Police officer sentenced for pointing pistol at Top Gun-spoiling colleague

Dominic Gaynor pulled a gun on his colleague at a Sydney police station – Paramount Photos/Paramount Photos through AP

An Australian police officer has been sentenced for pulling a gun on a colleague who threatened to spoil the top of the newest Prime Gun movie.

Dominic Gaynor, 30, has been positioned on a neighborhood corrections order for 2 years, handed 100 hours of neighborhood service, and recorded a conviction, Australia’s ABC Information reported.

The incident occurred when the New South Wales officer eliminated his pistol from the holster and aimed it at his colleague Morgan Royson, 26.

Mr Royson had threatened to disclose the plot of the Prime Gun: Maverick film after watching the 2022 movie the evening earlier than, in accordance with courtroom paperwork.

Dominic Gaynor arrives at the Downing Centre Local Court in Sydney

Dominic Graynor was given 100 hours of neighborhood service – Australian Related Press / Alamy Inventory Photograph/Australian Related Press / Alamy Inventory Photograph

“I’ll spoil it for you,” he instructed Gaynor, who was mentioned to have initially laughed in response.

However after a 3rd colleague left the room, Gaynor warned Mr Royson: “I’ll shoot you.”

He then pointed the pistol at him and held it in place for 5 seconds.

His finger was on the gun’s receiver, somewhat than the set off, and he laughed all through the incident, the courtroom paperwork acknowledged.

‘An unlucky lapse of judgment’

Gaynor pleaded responsible to carrying a firearm with disregard for the complainant’s security.

Mr Royston, who has since left his job, instructed the courtroom that he fell into despair after the incident and had “fully misplaced belief” within the New South Wales Police Drive.

“After I see a police officer now, I really feel compelled to look at them and verify their hand will not be on their firearm,” he mentioned.

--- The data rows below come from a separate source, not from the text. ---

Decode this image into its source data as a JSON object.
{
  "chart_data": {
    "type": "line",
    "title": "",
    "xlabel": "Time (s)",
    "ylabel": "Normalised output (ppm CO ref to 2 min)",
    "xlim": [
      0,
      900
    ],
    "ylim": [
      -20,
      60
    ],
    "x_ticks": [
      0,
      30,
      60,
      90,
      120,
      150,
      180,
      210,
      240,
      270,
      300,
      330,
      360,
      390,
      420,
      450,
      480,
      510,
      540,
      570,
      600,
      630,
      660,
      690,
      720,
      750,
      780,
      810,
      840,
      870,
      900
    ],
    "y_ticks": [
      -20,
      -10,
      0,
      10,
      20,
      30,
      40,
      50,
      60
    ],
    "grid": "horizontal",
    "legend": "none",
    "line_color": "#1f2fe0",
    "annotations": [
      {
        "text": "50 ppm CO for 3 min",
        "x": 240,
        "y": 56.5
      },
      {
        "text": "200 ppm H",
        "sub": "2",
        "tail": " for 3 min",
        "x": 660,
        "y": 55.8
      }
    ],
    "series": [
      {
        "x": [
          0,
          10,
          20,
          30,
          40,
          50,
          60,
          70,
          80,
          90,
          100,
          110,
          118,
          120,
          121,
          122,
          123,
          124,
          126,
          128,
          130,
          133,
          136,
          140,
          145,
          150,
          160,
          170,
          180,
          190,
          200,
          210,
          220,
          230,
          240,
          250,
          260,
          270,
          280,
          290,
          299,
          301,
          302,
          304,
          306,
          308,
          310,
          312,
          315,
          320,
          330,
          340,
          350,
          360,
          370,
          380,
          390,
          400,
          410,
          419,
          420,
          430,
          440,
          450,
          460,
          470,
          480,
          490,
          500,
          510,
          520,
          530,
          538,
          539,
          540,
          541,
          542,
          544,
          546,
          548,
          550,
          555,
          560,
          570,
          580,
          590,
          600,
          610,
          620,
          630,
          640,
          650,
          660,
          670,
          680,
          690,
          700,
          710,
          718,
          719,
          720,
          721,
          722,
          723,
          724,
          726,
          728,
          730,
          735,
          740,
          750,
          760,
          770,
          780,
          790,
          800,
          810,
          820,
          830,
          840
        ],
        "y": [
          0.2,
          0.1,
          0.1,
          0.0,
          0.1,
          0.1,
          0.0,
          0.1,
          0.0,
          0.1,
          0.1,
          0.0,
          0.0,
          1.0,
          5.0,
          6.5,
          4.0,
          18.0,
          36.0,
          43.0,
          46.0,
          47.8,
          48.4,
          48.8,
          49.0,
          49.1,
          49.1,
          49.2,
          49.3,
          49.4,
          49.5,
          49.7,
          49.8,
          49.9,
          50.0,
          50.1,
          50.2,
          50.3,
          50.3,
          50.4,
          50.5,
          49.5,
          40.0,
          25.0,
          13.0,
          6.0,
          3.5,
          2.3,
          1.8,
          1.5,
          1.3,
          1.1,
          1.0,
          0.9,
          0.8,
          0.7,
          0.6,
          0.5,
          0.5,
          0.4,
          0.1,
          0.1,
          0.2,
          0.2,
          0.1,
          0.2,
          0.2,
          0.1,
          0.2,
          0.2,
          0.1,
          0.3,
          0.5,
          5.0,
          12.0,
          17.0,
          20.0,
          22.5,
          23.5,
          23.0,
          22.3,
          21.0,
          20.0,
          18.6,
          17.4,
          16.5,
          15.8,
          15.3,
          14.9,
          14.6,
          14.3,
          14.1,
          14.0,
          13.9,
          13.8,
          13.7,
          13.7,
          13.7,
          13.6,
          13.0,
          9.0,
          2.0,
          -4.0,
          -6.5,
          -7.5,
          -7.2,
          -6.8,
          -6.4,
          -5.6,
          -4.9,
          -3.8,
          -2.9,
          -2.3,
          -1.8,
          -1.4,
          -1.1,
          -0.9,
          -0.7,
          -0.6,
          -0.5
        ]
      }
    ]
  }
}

Cris Micali, Gaynor’s lawyer, instructed the courtroom that this was “a case the place the skylarking and tomfoolery in an employment context has gone awry” and warned {that a} conviction would “value him dearly”.

He denied that his consumer had any malicious intent to scare or intimidate his colleague.

In his sentencing, Michael Maher, the presiding Justice of the Peace, emphasised the “energy imbalance” between Mr Royston and his junior colleague and famous the “nice duty” that carrying a firearm entailed.

Mr Maher mentioned that Gaynor’s actions didn’t mirror his “true character” however as a substitute represented “an unlucky lapse of judgment”.